Girişim sermayeleri ya da risk sermayeleri esas olarak yaptıkları yatırımlardan para kazanma sürecine çoğunlukla yatırım yaptıkları girişim bir başka Şirkete satıldığında (Exit) ya da borsaya açıldığında (IPO) girebildikleri için, bu süreyi en kısa sürede gerçekleştirmek tabi ki girişim sermayeleri için çok daha avantajlı oluyor. Ancak potansiyeli çok kuvvetli olan bir girişim için, tüm yatırımcılar yeteri kadar bekleyebilecek süreye sahip oluyorlar.

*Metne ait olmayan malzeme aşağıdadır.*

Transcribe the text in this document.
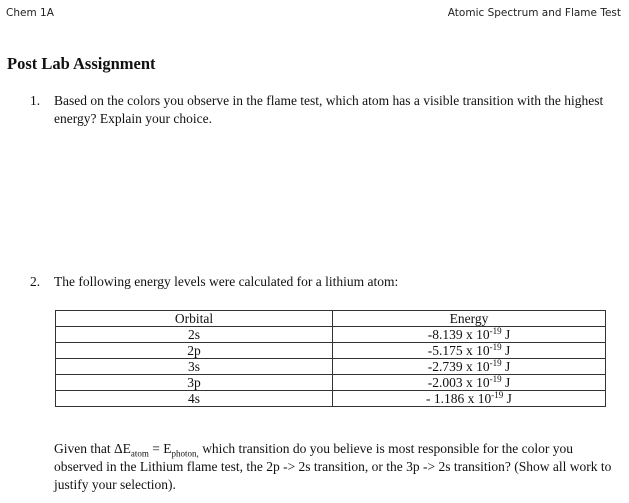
Chem 1A	Atomic Spectrum and Flame Test
Post Lab Assignment
1. Based on the colors you observe in the flame test, which atom has a visible transition with the highest energy? Explain your choice.
2. The following energy levels were calculated for a lithium atom:
Orbital	Energy
2s	-8.139 x $10^{-19}$ J
2p	-5.175 x $10^{-19}$ J
3s	-2.739 x $10^{-19}$ J
3p	-2.003 x $10^{-19}$ J
4s	- 1.186 x $10^{-19}$ J
Given that $\Delta E_{atom} = E_{photon,}$ which transition do you believe is most responsible for the color you observed in the Lithium flame test, the 2p -> 2s transition, or the 3p -> 2s transition? (Show all work to justify your selection).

Peki girişim sermayesi fonlarının dikkatini bir start-up ya da bir küçük-orta boyuttaki işletme nasıl çekebilir neler bu şirketleri daha cazip hale getirecektir? Bu noktada yatırımcıların en çok üzerinde durduğu konu şirketin iş modeli ve bu iş modelinin kısa sürede talep görebileceğine , hacim kazanabileceğine olan inançları.

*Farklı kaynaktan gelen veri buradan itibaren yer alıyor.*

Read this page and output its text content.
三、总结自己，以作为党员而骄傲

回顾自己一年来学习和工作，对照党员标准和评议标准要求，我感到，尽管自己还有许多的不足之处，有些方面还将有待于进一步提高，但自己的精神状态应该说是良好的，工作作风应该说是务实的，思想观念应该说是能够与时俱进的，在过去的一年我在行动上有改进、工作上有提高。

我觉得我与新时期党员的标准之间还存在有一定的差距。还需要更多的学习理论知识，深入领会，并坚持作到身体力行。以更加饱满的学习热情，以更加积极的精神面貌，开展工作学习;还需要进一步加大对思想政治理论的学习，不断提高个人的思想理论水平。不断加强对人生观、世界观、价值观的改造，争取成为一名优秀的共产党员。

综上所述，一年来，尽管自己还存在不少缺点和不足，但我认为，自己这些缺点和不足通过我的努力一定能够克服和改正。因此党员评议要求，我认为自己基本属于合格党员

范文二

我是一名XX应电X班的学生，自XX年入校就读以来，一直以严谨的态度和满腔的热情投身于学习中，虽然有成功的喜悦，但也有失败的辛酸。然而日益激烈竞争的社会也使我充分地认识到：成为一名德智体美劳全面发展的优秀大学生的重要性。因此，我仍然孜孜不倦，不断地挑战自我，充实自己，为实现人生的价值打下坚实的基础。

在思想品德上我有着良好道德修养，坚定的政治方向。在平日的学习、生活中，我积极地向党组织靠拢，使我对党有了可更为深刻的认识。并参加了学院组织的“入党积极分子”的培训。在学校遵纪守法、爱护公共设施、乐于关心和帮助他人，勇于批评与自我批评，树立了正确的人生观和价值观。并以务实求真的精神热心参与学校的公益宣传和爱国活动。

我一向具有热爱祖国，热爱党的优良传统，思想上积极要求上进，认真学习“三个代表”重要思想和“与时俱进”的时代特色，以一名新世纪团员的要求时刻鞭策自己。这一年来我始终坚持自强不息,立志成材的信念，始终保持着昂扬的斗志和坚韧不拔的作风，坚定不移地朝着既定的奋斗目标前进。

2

Geleneksel yaklaşımda, şirketlerin yatırım alabilmeleri için kar ediyor olmalarının çok önemli bir kriter olduğu kabul edilirdi, kar etmeyen şirketler eskiden çok ilgi odağı olmaz, çok iyi bir iş modeline sahip olsa bile 1-2 yıl içerisinde kar edemiyorsa bu iş modeli yatırım yapılabilir seviyede görülmezdi.
Şimdi ise özellikle son birkaç senede, ağırlıklı olarak teknoloji girişimlerine kar etmese de yatırım yapan birçok girişim sermayesi, risk sermayesi fonu biliyoruz. Bunun altında yatan temel sebep ise, iş modelinin kolayca globalleşebileceğine ve birçok kişiye hızlıca hizmet edebileceğine inanılması.
Gerçekten de , mevcut finansal tablolarında kar görünmeyen şirketler ,başarılı iş modelleri ve bu iş modelleri ile globalleşme imkanları, yatırımların bu şirketler üzerindeki yatırım iştahını artırıyor.
Öte yandan henüz ilk yıllarında olan ,iş modelini hala test eden ve ciddi anlamda pazarlama harcamasına ihtiyacı olan girişimlerin kar etmesini beklemek zaten haksızlık olacaktır. Fakat hem şirketin kritik çalışanlarının ( Key Personnel) iş modeli ile ilgili bilgisi ve tecrübesi hatta çoğu zaman eğitim düzeyi, hem de şirketin hedefleri bu noktada çok daha önemlidir.
İlk yıllarını geçmiş, iş modelini oturtmuş fakat işini daha da büyütebilmek ve global pazara açılabilmek için yatırıma ihtiyaç duyan girişimlerde ise Şirketin ulaşmış olduğu hacim çok daha önemli hale geliyor. Bu hacim, şirketin ulaştığı müşteri sayısı, müşterilerden aldığı geri dönüşler ve müşteri ilişkileri (CX) düzeyi, varsa toplam abone sayısı, mevcut müşterilerinin ilgili şirketin hizmetlerini ne kadar sürede bir tercih ettiği ( Retention Rate) ya da birkaç kez ilgili şirketin hizmetlerini kullanıp daha sonra tamamıyle şirketten kopmuş müşteri oranı ( Churn Rate).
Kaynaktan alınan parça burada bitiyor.